9.1 Quality

Firms have two main dimensions of choice in determining the nature of the product: what level of quality to offer, and how much variety. Quality is something that all consumers want and agree upon (durability, safety, reliability, etc.) In contrast, variety is a matter of taste (i.e. color, form, etc.)

Quality under Competition and Monopoly

The key in analyzing quality is to distinguish between the product that is sold in the market and what the consumers are really interested in -- the underlying service. (i.e. ends and means, such as gasoline is an end to road mileage). The quality of a good is the service provided per physical unit (the umph). 
Suppose there are a fixed number N of competitive firms. The nth firm produced quantity q at a certain quality level, l. The representative firm's output of the service z can be written as
\(z_n \equiv \ell _n * q_n\)
If users are fully informed, the price of each firm's product will reflect its quality. Although consumers pay a direct dollar price P, what underlies that price is the price of the service, denoted as \(\mathbb{P} _n\). Therefore the prices of different brands much reflect the product quality offered:
\(P_n = \ell _n * \mathbb{P} _z\)
What determines the underlying price of the service? Under conditions of perfect competition, the answer, as usual, is supply and demand. The demand curve shows what consumers are willing to pay for amounts of service offered on the market. The supply curve shows the amounts of service that the firms are willing to provide at each price. 
Recall that competitive firms determine output by setting their Marginal Cost of the product equal to the market price. With this difference in quality, now each firm chooses the profit-maximizing amount of the service to offer:
\(\mathbb{P} _z = MC_z\)
Proposition: For any amount of service generated, the firm's quality and quantity choices are correctly balanced when the MC of expanding service by increasing quantity and the MC of expanding service by improving quality are equal. The true (lowest) MC of providing the service is the same as both these MCs when these are equal:
\(MC_z = MC _q = MC_\ell\)
The key point is that since consumers are really buying the underlying service, quality differences will be fully reflected in higher and lower prices. 
What about monopolies? We already know that they provide a smaller quantity of a product than a competitive industry. Is there reason for it to offer lower quality as well?
The monopolist will set its MC equal to its MR, both now defined in terms of service:
\(MC_z = MR_z\)
The answer is that changes in service output are best achieved by balanced adjustments of both quantity and quality. Therefore, the smaller service output of a monopoly will also involve some combination of reduced quantity and lower quality. 
What about innovation? What about cartels? If consumers are fully informed, a quality-improving innovation is equivalent to a cost-reducing innovation. Neither would be suppressed by a profit-maximizing monopolist. Normally, consumers also gain. Cartels would now have to control cheating in two directions -- quantity and quality. An example of this was when airlines fixed their international prices. The airlines were allowed to provide sandwiches, which eventually became the margin on which they increased, leading to sumptuous meals. 

9.2  Variety

How do product markets respond to variations in consumer tastes or needs? Many aspects will arise in various combinations to meet consumer's demand. An application of this has been religion. Countries with low variance of religion have been found to exhibit extremely low levels of church attendance, vs. countries like the US that offer myriads of religions and have relatively high attendance. These variations fit consumers' preferences. 

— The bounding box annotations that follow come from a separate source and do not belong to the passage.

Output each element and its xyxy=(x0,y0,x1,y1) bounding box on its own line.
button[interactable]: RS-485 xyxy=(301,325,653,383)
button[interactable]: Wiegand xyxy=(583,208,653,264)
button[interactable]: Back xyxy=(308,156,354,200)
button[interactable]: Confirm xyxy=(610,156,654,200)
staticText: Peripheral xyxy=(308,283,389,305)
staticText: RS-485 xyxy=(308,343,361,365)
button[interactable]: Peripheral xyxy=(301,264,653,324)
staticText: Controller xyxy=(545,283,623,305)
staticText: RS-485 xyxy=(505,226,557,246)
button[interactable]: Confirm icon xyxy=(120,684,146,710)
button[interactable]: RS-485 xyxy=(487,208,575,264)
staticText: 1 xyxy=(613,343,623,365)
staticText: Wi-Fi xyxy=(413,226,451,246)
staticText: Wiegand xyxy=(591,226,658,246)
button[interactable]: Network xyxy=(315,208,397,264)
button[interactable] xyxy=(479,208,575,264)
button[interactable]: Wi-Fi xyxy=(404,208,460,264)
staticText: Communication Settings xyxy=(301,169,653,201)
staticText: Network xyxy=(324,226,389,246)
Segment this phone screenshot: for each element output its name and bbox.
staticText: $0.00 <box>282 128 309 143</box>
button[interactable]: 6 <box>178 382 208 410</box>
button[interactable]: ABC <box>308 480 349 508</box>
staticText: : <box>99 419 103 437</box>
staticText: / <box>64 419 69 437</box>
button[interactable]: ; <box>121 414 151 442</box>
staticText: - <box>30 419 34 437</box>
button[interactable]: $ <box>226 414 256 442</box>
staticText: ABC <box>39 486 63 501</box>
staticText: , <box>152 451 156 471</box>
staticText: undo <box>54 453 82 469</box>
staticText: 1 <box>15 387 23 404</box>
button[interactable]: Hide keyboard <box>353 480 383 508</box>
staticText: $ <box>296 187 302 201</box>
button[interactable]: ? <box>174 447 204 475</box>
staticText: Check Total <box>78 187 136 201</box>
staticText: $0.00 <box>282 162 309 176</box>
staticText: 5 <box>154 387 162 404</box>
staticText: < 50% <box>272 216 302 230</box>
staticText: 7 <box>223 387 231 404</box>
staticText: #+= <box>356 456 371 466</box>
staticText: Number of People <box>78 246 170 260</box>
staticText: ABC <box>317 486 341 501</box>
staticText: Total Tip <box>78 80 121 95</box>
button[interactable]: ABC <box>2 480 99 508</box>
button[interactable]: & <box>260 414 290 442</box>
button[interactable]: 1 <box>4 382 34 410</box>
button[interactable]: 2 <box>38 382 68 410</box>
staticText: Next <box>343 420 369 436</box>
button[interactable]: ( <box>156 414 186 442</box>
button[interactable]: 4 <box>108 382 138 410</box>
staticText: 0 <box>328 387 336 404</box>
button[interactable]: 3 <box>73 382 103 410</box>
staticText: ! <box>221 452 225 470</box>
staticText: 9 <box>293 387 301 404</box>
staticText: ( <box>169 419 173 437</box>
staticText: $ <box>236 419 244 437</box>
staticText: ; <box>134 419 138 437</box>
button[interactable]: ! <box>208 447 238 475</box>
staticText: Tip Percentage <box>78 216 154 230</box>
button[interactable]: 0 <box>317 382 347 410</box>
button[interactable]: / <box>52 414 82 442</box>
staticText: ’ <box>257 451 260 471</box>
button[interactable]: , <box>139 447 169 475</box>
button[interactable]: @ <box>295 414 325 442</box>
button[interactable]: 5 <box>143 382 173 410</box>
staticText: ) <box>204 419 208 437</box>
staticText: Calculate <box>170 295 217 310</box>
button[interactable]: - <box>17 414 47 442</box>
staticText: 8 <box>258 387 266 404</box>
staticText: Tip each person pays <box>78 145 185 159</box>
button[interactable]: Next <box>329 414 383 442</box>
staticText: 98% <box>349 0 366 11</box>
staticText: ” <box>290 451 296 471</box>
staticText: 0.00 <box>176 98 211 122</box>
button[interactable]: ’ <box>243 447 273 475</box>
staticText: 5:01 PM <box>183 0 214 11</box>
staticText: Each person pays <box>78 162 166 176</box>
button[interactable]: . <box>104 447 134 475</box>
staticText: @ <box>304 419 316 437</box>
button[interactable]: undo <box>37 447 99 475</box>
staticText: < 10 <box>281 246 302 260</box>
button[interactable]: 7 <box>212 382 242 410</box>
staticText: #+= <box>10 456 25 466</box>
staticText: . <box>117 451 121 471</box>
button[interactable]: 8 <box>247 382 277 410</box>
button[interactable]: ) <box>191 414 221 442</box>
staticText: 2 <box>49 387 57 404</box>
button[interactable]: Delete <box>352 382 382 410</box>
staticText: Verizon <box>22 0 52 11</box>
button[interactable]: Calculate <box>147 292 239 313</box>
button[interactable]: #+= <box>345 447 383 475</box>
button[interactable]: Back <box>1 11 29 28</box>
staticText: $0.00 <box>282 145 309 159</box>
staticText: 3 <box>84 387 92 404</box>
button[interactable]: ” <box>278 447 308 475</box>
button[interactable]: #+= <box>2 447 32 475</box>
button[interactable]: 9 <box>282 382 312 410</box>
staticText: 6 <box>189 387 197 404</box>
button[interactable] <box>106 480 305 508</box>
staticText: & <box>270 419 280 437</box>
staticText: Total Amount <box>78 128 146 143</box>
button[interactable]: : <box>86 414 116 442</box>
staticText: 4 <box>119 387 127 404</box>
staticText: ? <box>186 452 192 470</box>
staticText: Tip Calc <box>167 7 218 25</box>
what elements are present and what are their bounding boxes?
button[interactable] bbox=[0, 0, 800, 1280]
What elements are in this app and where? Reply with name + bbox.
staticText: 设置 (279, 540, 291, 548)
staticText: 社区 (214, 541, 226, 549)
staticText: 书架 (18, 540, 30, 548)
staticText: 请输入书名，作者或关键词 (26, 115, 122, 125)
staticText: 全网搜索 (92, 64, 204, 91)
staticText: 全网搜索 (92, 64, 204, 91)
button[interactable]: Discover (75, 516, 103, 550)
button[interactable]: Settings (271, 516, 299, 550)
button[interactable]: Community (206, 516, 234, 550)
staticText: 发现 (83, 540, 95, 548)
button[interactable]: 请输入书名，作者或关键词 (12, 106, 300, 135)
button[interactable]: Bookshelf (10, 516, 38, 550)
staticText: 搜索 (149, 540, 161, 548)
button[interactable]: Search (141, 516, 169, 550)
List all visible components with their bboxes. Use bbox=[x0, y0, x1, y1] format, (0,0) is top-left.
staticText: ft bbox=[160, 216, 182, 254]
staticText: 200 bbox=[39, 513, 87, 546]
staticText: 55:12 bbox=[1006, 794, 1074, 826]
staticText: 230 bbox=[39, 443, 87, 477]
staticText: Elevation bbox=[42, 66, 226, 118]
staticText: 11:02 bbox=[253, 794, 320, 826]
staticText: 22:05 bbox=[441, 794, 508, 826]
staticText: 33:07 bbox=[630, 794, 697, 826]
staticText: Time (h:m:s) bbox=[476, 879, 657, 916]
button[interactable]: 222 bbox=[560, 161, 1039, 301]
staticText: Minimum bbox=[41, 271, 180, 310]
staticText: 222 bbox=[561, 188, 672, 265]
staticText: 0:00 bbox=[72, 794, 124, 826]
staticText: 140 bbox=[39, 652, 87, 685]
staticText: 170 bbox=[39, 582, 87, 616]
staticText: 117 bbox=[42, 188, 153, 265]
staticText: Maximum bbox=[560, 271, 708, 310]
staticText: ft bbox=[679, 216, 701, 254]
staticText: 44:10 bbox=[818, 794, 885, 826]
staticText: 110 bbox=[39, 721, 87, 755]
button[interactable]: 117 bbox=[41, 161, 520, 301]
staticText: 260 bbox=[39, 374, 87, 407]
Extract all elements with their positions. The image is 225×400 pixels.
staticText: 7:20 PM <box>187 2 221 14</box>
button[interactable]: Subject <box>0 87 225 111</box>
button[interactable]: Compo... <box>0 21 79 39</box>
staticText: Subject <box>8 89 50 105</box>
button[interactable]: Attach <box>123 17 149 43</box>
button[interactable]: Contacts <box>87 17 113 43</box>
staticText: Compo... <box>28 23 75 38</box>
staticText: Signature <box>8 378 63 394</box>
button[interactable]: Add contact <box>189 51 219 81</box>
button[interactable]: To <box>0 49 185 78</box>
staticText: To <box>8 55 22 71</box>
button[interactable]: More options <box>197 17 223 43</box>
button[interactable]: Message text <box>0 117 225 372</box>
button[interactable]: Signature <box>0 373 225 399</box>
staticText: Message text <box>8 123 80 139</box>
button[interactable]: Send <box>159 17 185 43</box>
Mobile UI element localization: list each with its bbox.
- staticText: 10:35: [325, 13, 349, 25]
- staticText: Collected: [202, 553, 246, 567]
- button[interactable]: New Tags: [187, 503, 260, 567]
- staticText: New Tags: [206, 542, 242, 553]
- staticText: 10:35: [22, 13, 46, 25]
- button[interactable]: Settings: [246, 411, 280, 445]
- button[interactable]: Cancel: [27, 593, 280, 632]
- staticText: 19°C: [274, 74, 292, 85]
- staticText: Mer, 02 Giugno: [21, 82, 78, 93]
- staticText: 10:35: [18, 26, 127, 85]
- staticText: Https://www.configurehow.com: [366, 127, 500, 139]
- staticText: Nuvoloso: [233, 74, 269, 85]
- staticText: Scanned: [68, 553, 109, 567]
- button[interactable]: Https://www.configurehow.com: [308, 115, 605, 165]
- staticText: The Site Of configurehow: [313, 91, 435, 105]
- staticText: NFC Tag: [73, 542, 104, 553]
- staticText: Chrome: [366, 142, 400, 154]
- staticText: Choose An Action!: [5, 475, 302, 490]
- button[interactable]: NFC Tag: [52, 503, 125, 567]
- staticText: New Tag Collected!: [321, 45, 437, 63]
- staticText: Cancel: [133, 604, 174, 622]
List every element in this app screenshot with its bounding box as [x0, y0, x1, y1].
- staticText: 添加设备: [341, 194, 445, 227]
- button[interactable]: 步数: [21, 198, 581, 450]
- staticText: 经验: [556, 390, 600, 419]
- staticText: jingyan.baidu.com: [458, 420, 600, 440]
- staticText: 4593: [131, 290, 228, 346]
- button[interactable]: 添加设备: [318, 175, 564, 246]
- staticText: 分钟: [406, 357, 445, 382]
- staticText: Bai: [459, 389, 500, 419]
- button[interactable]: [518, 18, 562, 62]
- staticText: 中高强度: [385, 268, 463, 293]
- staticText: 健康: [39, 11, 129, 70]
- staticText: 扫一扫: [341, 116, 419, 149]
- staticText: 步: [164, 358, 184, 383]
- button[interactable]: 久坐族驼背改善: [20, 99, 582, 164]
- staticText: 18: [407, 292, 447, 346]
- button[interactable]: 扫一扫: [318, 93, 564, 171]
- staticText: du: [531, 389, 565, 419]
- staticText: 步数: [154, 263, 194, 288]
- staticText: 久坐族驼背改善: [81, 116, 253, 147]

Product Variety under Monopoly

The monopolist addresses three problems: how many varieties to produce, how much of each, and what prices for each. As before, the monopolist will produce wherever the TR curves is maximized above the TC curves.  
Under monopolistic competition, aggregate output is greater and price is lower than under multiplant monopoly. But the number of independent firms under monopolistic competition, each offering their own unique variety, could be either larger or smaller than the profit-maximizing number of varieties offered by the monopolist producer. Thus though consumers benefit from a lower price, they may or may not enjoy a better assortment of varieties.